Financial regulation is struggling to keep up with the rapid development of artificial intelligence, according to European policymakers, who are grappling with how to support its adoption while containing risks to market integrity and stability.
Nikhil Rathi, CEO of the UK’s Financial Conduct Authority, said the traditional rule-making cycle “doesn’t work” in an era of rapid technological change, particularly as the development of agentic AI accelerates.
“Technology is changing incredibly fast and we need to think differently about some of the innovations we’re seeing in AI,” Rathi told CNBC’s “Squawk Box Europe” on Thursday.
Rathi highlighted the UK’s Financial Stability Board’s efforts in cutting-edge AI, as well as the creation of the AI Safety Institute in the UK, as part of a broader effort to help policymakers, regulators and businesses better understand risks and adopt technology safely.
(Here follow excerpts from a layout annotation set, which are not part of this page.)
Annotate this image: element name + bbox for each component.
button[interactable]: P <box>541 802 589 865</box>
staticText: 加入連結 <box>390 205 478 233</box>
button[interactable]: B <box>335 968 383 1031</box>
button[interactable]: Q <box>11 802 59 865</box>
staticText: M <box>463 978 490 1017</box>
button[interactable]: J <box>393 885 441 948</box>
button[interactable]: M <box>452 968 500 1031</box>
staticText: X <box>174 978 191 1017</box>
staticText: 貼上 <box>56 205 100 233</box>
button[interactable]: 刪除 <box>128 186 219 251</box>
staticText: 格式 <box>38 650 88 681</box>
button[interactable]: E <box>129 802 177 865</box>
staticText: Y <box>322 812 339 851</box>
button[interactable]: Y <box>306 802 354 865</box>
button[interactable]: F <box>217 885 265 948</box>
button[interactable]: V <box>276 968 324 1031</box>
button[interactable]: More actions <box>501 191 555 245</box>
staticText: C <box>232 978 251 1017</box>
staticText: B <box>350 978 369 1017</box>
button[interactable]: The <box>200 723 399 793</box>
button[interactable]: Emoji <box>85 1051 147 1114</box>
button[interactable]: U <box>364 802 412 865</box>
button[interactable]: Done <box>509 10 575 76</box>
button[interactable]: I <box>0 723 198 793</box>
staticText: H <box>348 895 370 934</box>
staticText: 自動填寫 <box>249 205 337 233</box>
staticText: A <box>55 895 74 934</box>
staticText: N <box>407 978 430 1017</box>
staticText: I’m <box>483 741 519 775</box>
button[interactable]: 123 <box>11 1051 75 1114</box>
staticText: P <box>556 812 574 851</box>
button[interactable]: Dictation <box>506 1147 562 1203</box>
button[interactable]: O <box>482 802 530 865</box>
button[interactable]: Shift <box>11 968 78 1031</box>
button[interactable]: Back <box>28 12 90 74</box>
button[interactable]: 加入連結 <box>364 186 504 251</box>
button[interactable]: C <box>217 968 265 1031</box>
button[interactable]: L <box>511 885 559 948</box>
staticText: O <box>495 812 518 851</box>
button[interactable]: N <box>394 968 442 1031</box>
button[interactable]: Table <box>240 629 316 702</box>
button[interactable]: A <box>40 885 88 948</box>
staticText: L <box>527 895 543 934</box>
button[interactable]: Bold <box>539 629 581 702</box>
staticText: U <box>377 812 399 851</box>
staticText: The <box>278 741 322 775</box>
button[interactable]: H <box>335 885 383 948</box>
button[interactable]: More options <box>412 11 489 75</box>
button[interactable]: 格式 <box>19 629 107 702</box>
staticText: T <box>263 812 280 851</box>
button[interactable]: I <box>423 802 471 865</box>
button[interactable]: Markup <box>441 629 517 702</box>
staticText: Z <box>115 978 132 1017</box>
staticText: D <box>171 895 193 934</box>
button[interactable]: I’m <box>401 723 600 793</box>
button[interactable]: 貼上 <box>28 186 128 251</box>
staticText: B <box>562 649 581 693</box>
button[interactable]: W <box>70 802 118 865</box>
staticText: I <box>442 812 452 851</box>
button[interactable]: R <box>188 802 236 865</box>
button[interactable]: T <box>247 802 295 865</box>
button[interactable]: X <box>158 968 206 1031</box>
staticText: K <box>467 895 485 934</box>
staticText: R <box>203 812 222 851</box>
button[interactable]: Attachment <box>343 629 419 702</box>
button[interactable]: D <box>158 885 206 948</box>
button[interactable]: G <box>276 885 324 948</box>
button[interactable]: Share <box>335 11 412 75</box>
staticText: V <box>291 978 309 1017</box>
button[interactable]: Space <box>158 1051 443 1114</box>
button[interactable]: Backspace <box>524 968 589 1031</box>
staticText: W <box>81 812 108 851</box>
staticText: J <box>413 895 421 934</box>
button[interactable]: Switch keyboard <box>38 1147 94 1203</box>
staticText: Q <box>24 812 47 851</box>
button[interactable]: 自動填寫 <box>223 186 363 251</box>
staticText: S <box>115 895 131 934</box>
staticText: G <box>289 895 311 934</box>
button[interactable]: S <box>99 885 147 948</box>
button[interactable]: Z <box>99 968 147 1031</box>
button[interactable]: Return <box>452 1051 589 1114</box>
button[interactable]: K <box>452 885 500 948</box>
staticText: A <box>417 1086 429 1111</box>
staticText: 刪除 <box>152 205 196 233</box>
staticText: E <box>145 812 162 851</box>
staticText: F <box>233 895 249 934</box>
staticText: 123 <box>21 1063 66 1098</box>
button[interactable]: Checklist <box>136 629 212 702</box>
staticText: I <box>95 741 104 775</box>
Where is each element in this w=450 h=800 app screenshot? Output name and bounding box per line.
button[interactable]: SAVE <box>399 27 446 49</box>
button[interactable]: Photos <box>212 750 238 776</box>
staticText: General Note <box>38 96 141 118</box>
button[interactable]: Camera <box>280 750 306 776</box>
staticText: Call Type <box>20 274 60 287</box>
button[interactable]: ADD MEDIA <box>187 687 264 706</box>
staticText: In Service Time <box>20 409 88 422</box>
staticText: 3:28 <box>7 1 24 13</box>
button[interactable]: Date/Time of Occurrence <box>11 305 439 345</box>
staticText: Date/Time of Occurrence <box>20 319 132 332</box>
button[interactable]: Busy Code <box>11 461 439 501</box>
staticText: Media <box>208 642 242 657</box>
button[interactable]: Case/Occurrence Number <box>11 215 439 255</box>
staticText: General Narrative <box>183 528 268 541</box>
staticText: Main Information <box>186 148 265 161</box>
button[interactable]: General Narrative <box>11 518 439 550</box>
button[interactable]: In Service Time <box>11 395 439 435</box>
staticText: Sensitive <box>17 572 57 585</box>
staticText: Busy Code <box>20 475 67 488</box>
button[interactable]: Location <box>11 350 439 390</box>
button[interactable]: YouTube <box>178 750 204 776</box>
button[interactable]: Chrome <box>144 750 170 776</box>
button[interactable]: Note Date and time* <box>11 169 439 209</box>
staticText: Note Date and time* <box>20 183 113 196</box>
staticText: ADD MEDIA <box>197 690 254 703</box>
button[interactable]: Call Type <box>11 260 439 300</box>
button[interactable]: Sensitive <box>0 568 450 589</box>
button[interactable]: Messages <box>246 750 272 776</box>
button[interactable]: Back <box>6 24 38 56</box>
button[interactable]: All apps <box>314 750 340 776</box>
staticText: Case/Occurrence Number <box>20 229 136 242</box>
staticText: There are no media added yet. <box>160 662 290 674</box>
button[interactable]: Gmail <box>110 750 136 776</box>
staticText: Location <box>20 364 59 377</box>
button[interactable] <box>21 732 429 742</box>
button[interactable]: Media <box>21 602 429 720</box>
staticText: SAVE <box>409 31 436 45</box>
Christine Lagarde, President of the European Central Bank, said that AI is a source of productivity and gains. But, in an interview given to the French newspaper The Echoesshe also warned that the technology also poses a “major risk.”
“For a decade now, we have been talking about cybersecurity risks, hacking, data theft, etc.,” Lagarde said. “But as AI models accelerate and deepen, we face a much greater risk, because it is happening very, very quickly, and because the defenses – and the necessary funding – have not yet been found.”
His comments come after the impact of AI on productivity and market integrity became a key discussion topic at the ECB’s annual meeting in Sintra, Portugal – Europe’s version of the Jackson Hole symposium – this week.
Sarah Breeden, deputy governor of the Bank of England, said agentic AI could amplify volatility during periods of market stress.
In his Sintra speech on Tuesday, Breeden said that, for now, commercial companies are primarily using autonomous AI for lower-risk operational tasks, such as research. “But that could change quickly,” she said.
Guardrails and circuit breakers?The increased use of agentic AI in financial markets could require greater oversight, she said, such as guardrails “analogous to circuit breakers or kill switches” that would “limit or stop market-wide trading if faulty AI models cause a market collapse.”
But top bankers and regulators also recognize that Europe is lagging behind in investing in AI and developing pioneering companies that are driving breakthroughs.
Boris Vujčić, vice-president of the European Central Bank, said: “Europe now finds itself in a situation where… it must, of course, develop its own capabilities in the field of AI. There has also been a lot of talk about issues of sovereignty in the field of AI. Europe has shown in the past that it is capable of adapting new technologies…[to] stimulate productivity growth. [But] it hasn’t always been on the border.
Rathi said market authorities ultimately need to strike a better balance in the face of rapidly evolving technology.
He said that while technological innovation offers exciting opportunities for the UK, particularly in relation to the country’s productivity and growth challenges, it is essential that markets are not exposed to risks that regulators cannot yet fully monitor.
“The reality is that some of these technologies now evolve in weeks or even months, and the traditional rule-making cycle just doesn’t work that way. So we need to think about new tools and a different way of working with the market in a more collaborative way, for example on financial crime and AI risks, to be able to ensure that we deliver on our objective of market integrity,” he said.
He added: “We don’t want to stand in the way of adoption, but we need to be transparent about the risks.”